Overview
Kubernetes Observability Stack implements the three pillars of modern observability (metrics, logs, and traces) for a microservices-based application running on a Kubernetes cluster. It uses standard open-source tools to give developers real-time insights into system health.
Challenge
Collecting, transforming, and storing high-volume telemetry data (metrics, logs, traces) can quickly saturate network resources and exhaust storage. The challenge lies in building a pipeline that aggregates logs, collects metrics, and traces queries without degrading the performance of core application workloads.

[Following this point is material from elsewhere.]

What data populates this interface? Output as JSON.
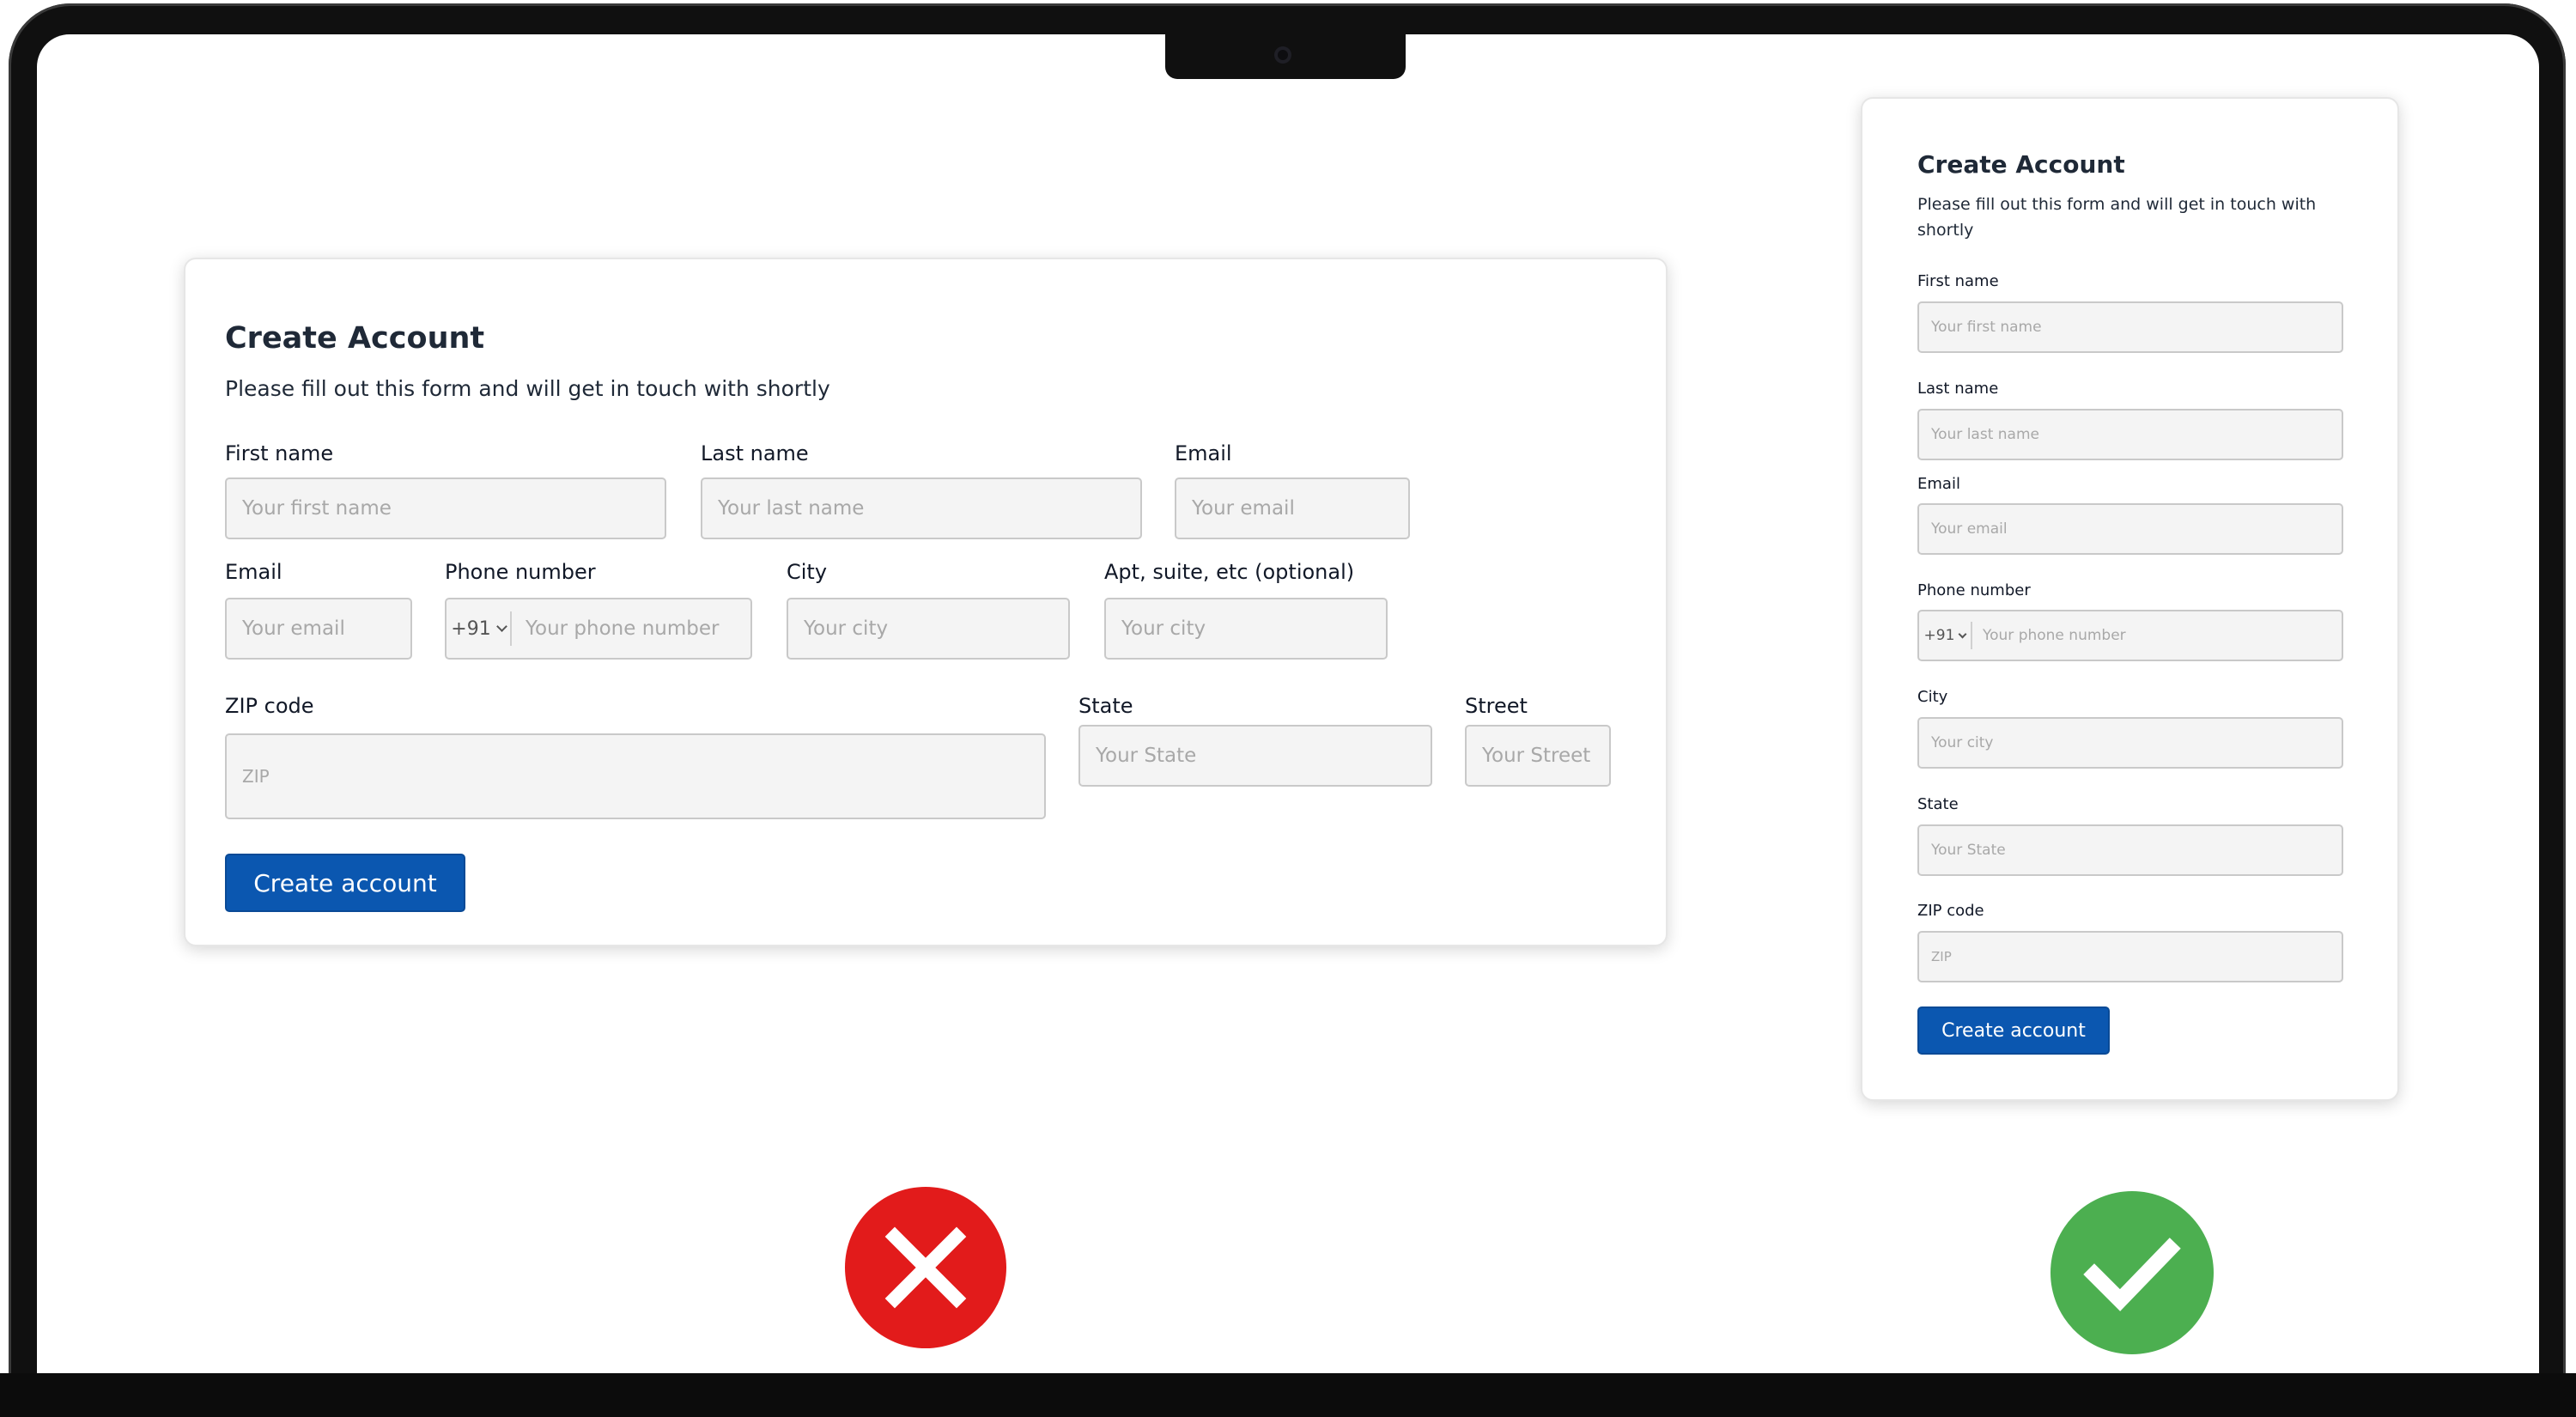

- High-volume log ingestion — aggregating and indexing logs without bottlenecking node I/O
- Telemetry overhead — keeping tracing instrumentations lightweight
- Disparate dashboards — avoiding context-switching between different monitoring consoles
Solution
- EFK logging pipeline — Deployed Fluent Bit as a DaemonSet to collect node-level logs, shipping them to Elasticsearch for indexing, with Kibana providing the visualization dashboard
- Prometheus & Grafana — Set up Prometheus to scrape infrastructure metrics and built custom, high-density Grafana dashboards for real-time cluster resource visualization
- Lightweight tracing — Instrumented services with OpenTelemetry to export traces to Jaeger for request-level root-cause analysis
Outcome
Achieved 100% observability coverage across the cluster. Developers can now trace a single user click from the frontend all the way to database queries, cutting down troubleshooting time and improving cluster resource utilization by 30% through metric-informed horizontal pod autoscaling.